Het opvallendste nieuwe gezicht in ‘Penoza’ behoort toe aan Willem Nijholt (78). De vermaarde acteur speelt maffiabaas Henk Ooms.
Het is lang geleden dat we u hebben zien acteren. Hoe kan dat?
„Mensen zien me als die man die tapdanst en huppelt. Soms heb ik het idee dat mensen denken dat ik mijn hele leven, huppelend achter een hoepel, het toneel op ben gegaan, maar ik ben acteur. De laatste jaren heb ik alleen geen kans gekregen om dat te laten zien. Je bent gauw vergeten, en ik heb kanker gehad. Dus het feit dat ik ben gevraagd voor deze serie, vond ik geweldig. Ik tel mee. Ik ben er nog. En Penoza vind ik een te gek goede serie.”
Wat is die Henk Ooms voor een man?
„Henk is de boekhouder. Hij is een rustige man, een soort pater familias. Hij is vroeger de verkeerde kant op gegaan. Ik mag niks over het plot vertellen, maar kan wel zeggen dat Henk in de onderwereld zit. Hij is een witteboordencrimineel en staat hoog op de ladder in dat wereldje. Hij geeft opdrachten tot moord. Niet dat dit nou heel vaak gebeurt, maar in ieder geval wel een keer. En ja, mensen zijn bang van hem.”

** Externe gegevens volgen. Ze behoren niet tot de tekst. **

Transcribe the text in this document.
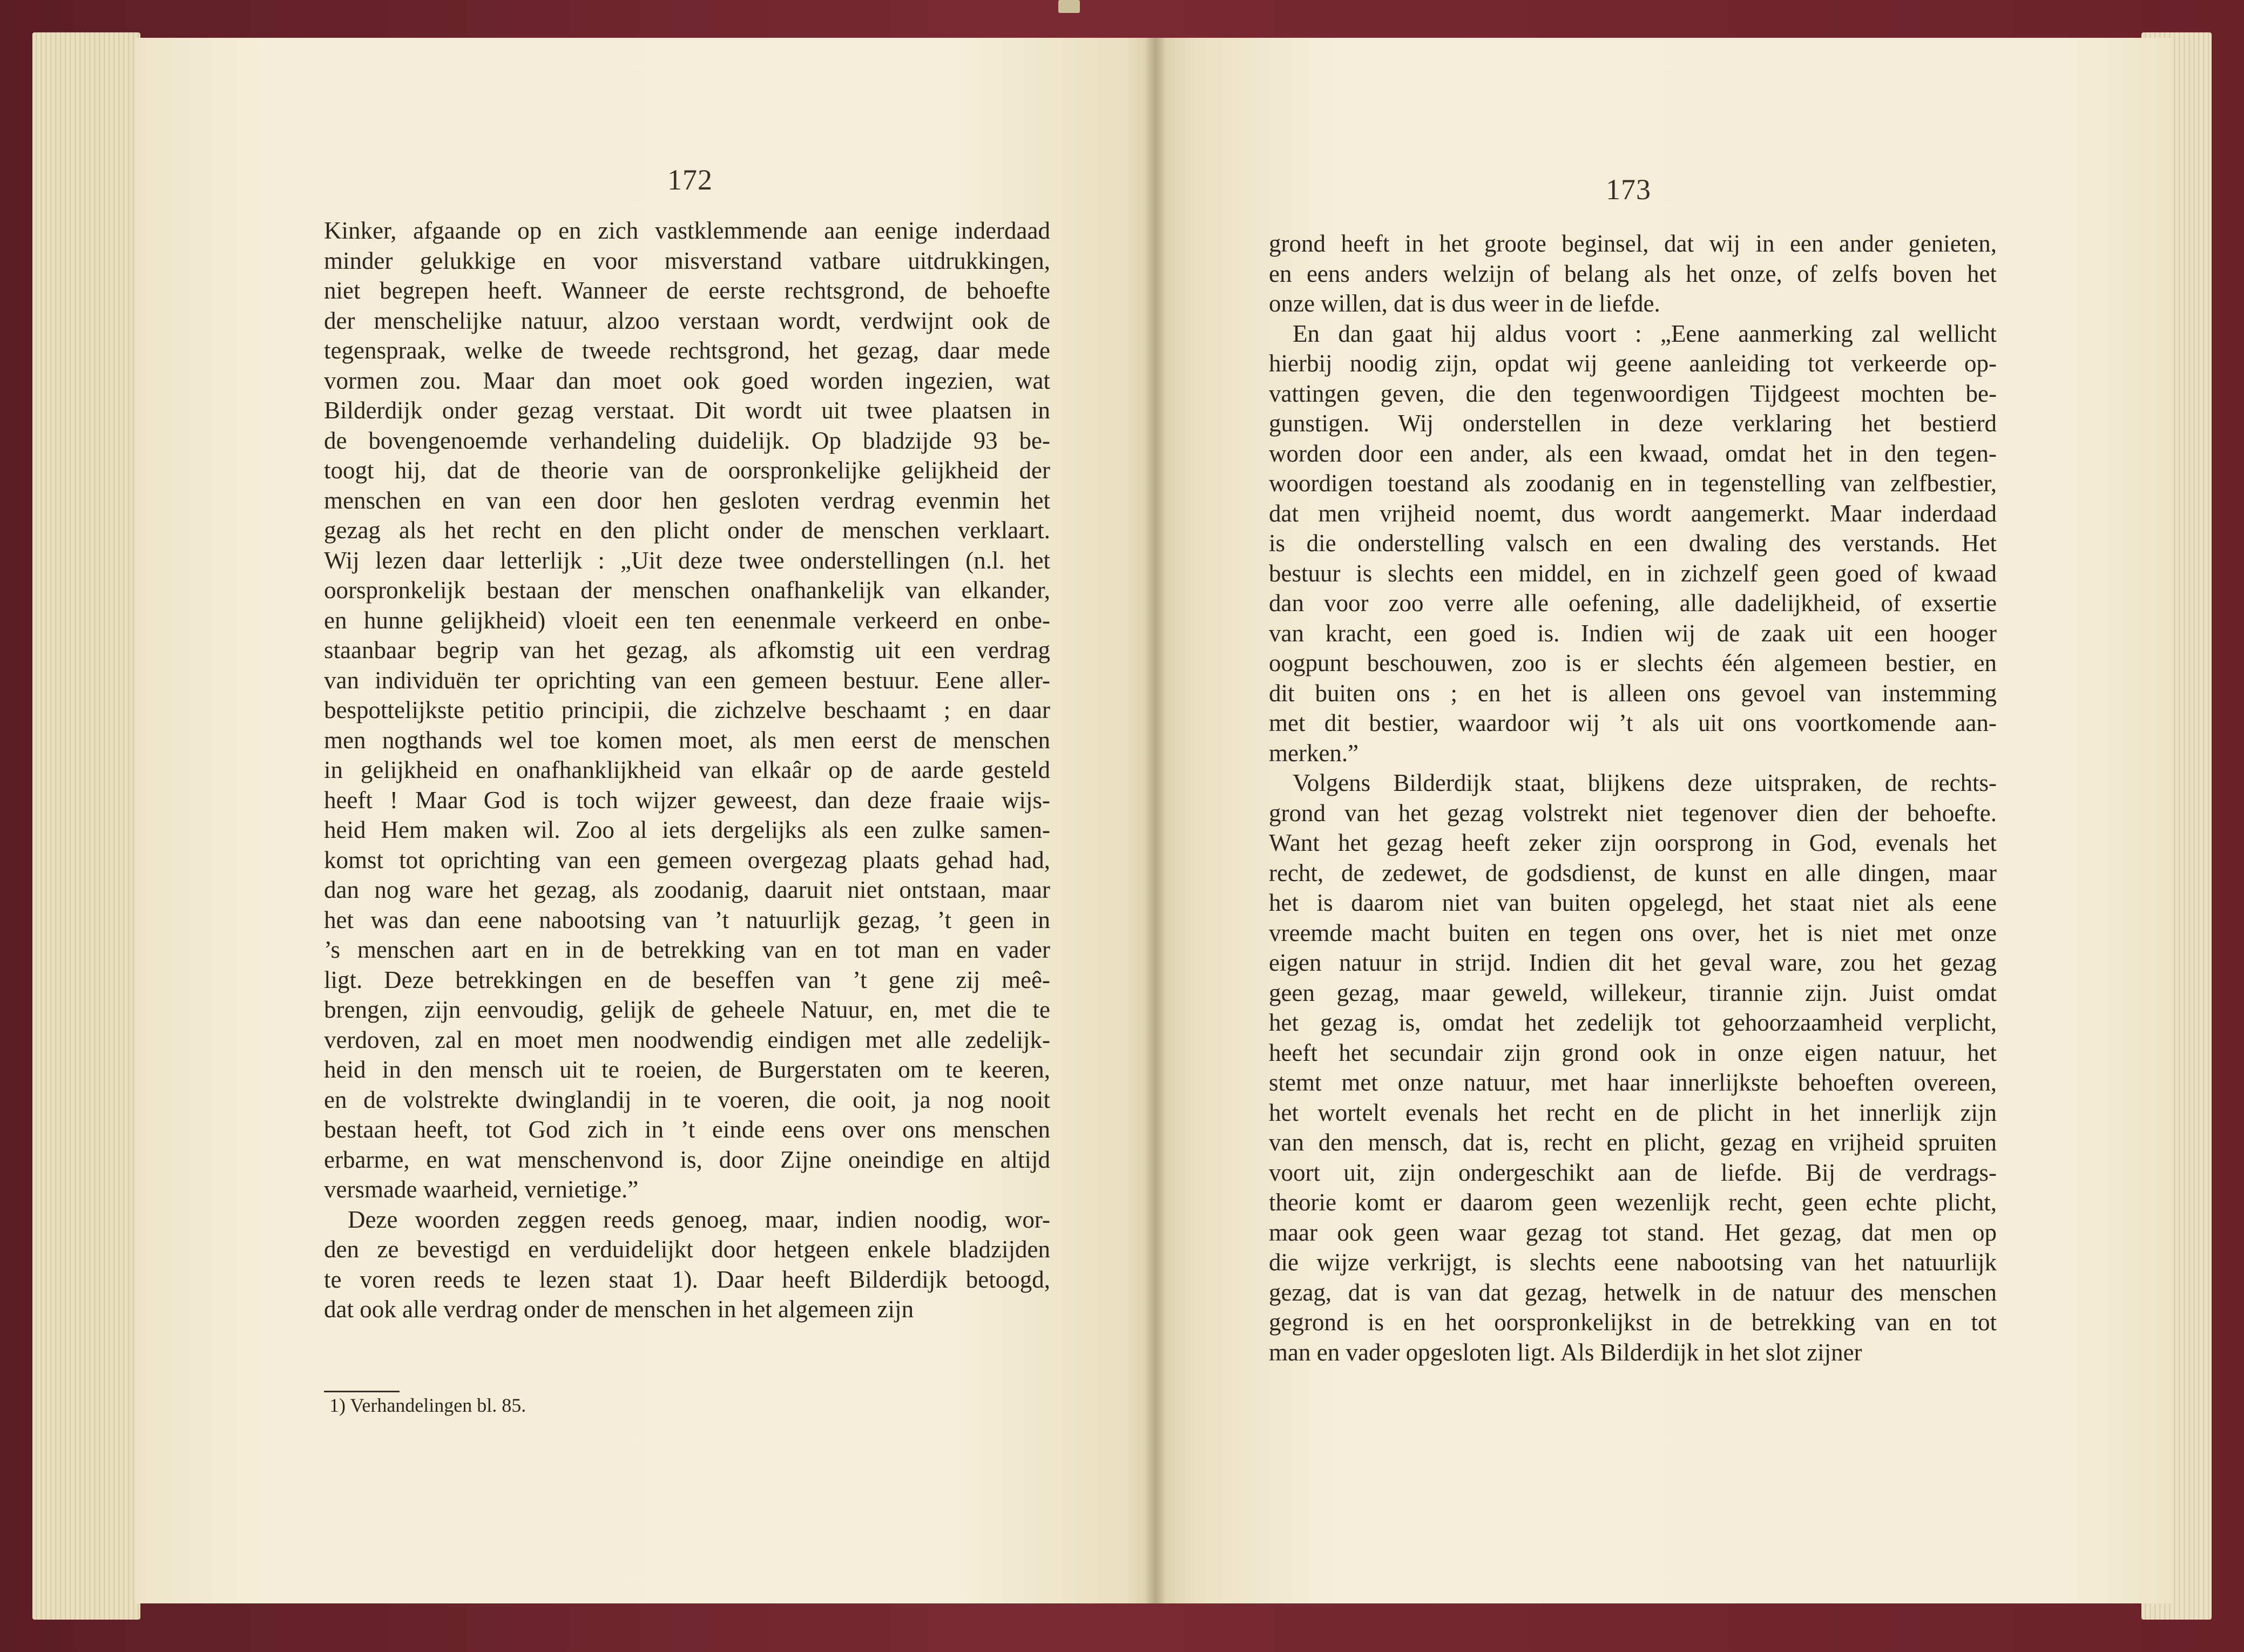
172	173
Kinker, afgaande op en zich vastklemmende aan eenige inderdaad
minder gelukkige en voor misverstand vatbare uitdrukkingen,
niet begrepen heeft. Wanneer de eerste rechtsgrond, de behoefte
der menschelijke natuur, alzoo verstaan wordt, verdwijnt ook de
tegenspraak, welke de tweede rechtsgrond, het gezag, daar mede
vormen zou. Maar dan moet ook goed worden ingezien, wat
Bilderdijk onder gezag verstaat. Dit wordt uit twee plaatsen in
de bovengenoemde verhandeling duidelijk. Op bladzijde 93 be-
toogt hij, dat de theorie van de oorspronkelijke gelijkheid der
menschen en van een door hen gesloten verdrag evenmin het
gezag als het recht en den plicht onder de menschen verklaart.
Wij lezen daar letterlijk : „Uit deze twee onderstellingen (n.l. het
oorspronkelijk bestaan der menschen onafhankelijk van elkander,
en hunne gelijkheid) vloeit een ten eenenmale verkeerd en onbe-
staanbaar begrip van het gezag, als afkomstig uit een verdrag
van individuën ter oprichting van een gemeen bestuur. Eene aller-
bespottelijkste petitio principii, die zichzelve beschaamt ; en daar
men nogthands wel toe komen moet, als men eerst de menschen
in gelijkheid en onafhanklijkheid van elkaâr op de aarde gesteld
heeft ! Maar God is toch wijzer geweest, dan deze fraaie wijs-
heid Hem maken wil. Zoo al iets dergelijks als een zulke samen-
komst tot oprichting van een gemeen overgezag plaats gehad had,
dan nog ware het gezag, als zoodanig, daaruit niet ontstaan, maar
het was dan eene nabootsing van ’t natuurlijk gezag, ’t geen in
’s menschen aart en in de betrekking van en tot man en vader
ligt. Deze betrekkingen en de beseffen van ’t gene zij meê-
brengen, zijn eenvoudig, gelijk de geheele Natuur, en, met die te
verdoven, zal en moet men noodwendig eindigen met alle zedelijk-
heid in den mensch uit te roeien, de Burgerstaten om te keeren,
en de volstrekte dwinglandij in te voeren, die ooit, ja nog nooit
bestaan heeft, tot God zich in ’t einde eens over ons menschen
erbarme, en wat menschenvond is, door Zijne oneindige en altijd
versmade waarheid, vernietige.”
Deze woorden zeggen reeds genoeg, maar, indien noodig, wor-
den ze bevestigd en verduidelijkt door hetgeen enkele bladzijden
te voren reeds te lezen staat 1). Daar heeft Bilderdijk betoogd,
dat ook alle verdrag onder de menschen in het algemeen zijn
1) Verhandelingen bl. 85.
grond heeft in het groote beginsel, dat wij in een ander genieten,
en eens anders welzijn of belang als het onze, of zelfs boven het
onze willen, dat is dus weer in de liefde.
En dan gaat hij aldus voort : „Eene aanmerking zal wellicht
hierbij noodig zijn, opdat wij geene aanleiding tot verkeerde op-
vattingen geven, die den tegenwoordigen Tijdgeest mochten be-
gunstigen. Wij onderstellen in deze verklaring het bestierd
worden door een ander, als een kwaad, omdat het in den tegen-
woordigen toestand als zoodanig en in tegenstelling van zelfbestier,
dat men vrijheid noemt, dus wordt aangemerkt. Maar inderdaad
is die onderstelling valsch en een dwaling des verstands. Het
bestuur is slechts een middel, en in zichzelf geen goed of kwaad
dan voor zoo verre alle oefening, alle dadelijkheid, of exsertie
van kracht, een goed is. Indien wij de zaak uit een hooger
oogpunt beschouwen, zoo is er slechts één algemeen bestier, en
dit buiten ons ; en het is alleen ons gevoel van instemming
met dit bestier, waardoor wij ’t als uit ons voortkomende aan-
merken.”
Volgens Bilderdijk staat, blijkens deze uitspraken, de rechts-
grond van het gezag volstrekt niet tegenover dien der behoefte.
Want het gezag heeft zeker zijn oorsprong in God, evenals het
recht, de zedewet, de godsdienst, de kunst en alle dingen, maar
het is daarom niet van buiten opgelegd, het staat niet als eene
vreemde macht buiten en tegen ons over, het is niet met onze
eigen natuur in strijd. Indien dit het geval ware, zou het gezag
geen gezag, maar geweld, willekeur, tirannie zijn. Juist omdat
het gezag is, omdat het zedelijk tot gehoorzaamheid verplicht,
heeft het secundair zijn grond ook in onze eigen natuur, het
stemt met onze natuur, met haar innerlijkste behoeften overeen,
het wortelt evenals het recht en de plicht in het innerlijk zijn
van den mensch, dat is, recht en plicht, gezag en vrijheid spruiten
voort uit, zijn ondergeschikt aan de liefde. Bij de verdrags-
theorie komt er daarom geen wezenlijk recht, geen echte plicht,
maar ook geen waar gezag tot stand. Het gezag, dat men op
die wijze verkrijgt, is slechts eene nabootsing van het natuurlijk
gezag, dat is van dat gezag, hetwelk in de natuur des menschen
gegrond is en het oorspronkelijkst in de betrekking van en tot
man en vader opgesloten ligt. Als Bilderdijk in het slot zijner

Hoe beviel het om weer eens te acteren?
„Het was hartstikke leuk om te doen. Ook omdat Fedja van Huêt (Irwan) meedoet, want zijn moeder is een Nijholt. Hij is een achterneef of zo. Toch was ik op de eerste dag van de opnamen meteen van slag. Ik sprak laatst mijn goede vriendin Pleuni Touw, die een rol had in Dokter Deen, en zij vertelde dat ze de eerste paar dagen op de set dacht dat ze het niet meer kon, omdat ze al zo lang niet meer had geacteerd. Ze durfde niet meer. Toen vond ik dat onzin, en vrouwen overdrijven meer dan mannen, maar ik had nu precies hetzelfde. Ik moest mijn eerste twee zinnen tekst zeggen en ik wist ze niet meer. Ik stond te schutteren. En dat met al die jonge mensen om me heen... Het voelde alsof ik in een draaikolk was terechtgekomen.”
Kwam het later nog goed?
„Natuurlijk. Ik ben een toneelspeler. Mijn moeder heeft me nooit zien spelen; ze is in 1959 overleden toen ze 54 was. Maar ze is altijd bij me. Elke première in mijn carrière heb ik in de coulissen aan haar gedacht. Ze maakte zich zorgen over me omdat ze dacht dat toneelspelen armoe was. Maar de Toneelschool is mijn geluk geweest. Ik kwam thuis toen ik voor het eerst een toneelstuk zag.”
Heeft Henk ‘pizazz’?
„Absoluut niet. Integendeel. Hij is een boekhouder in hart en nieren en zit vol met rancune. Wel heerlijk om te spelen.”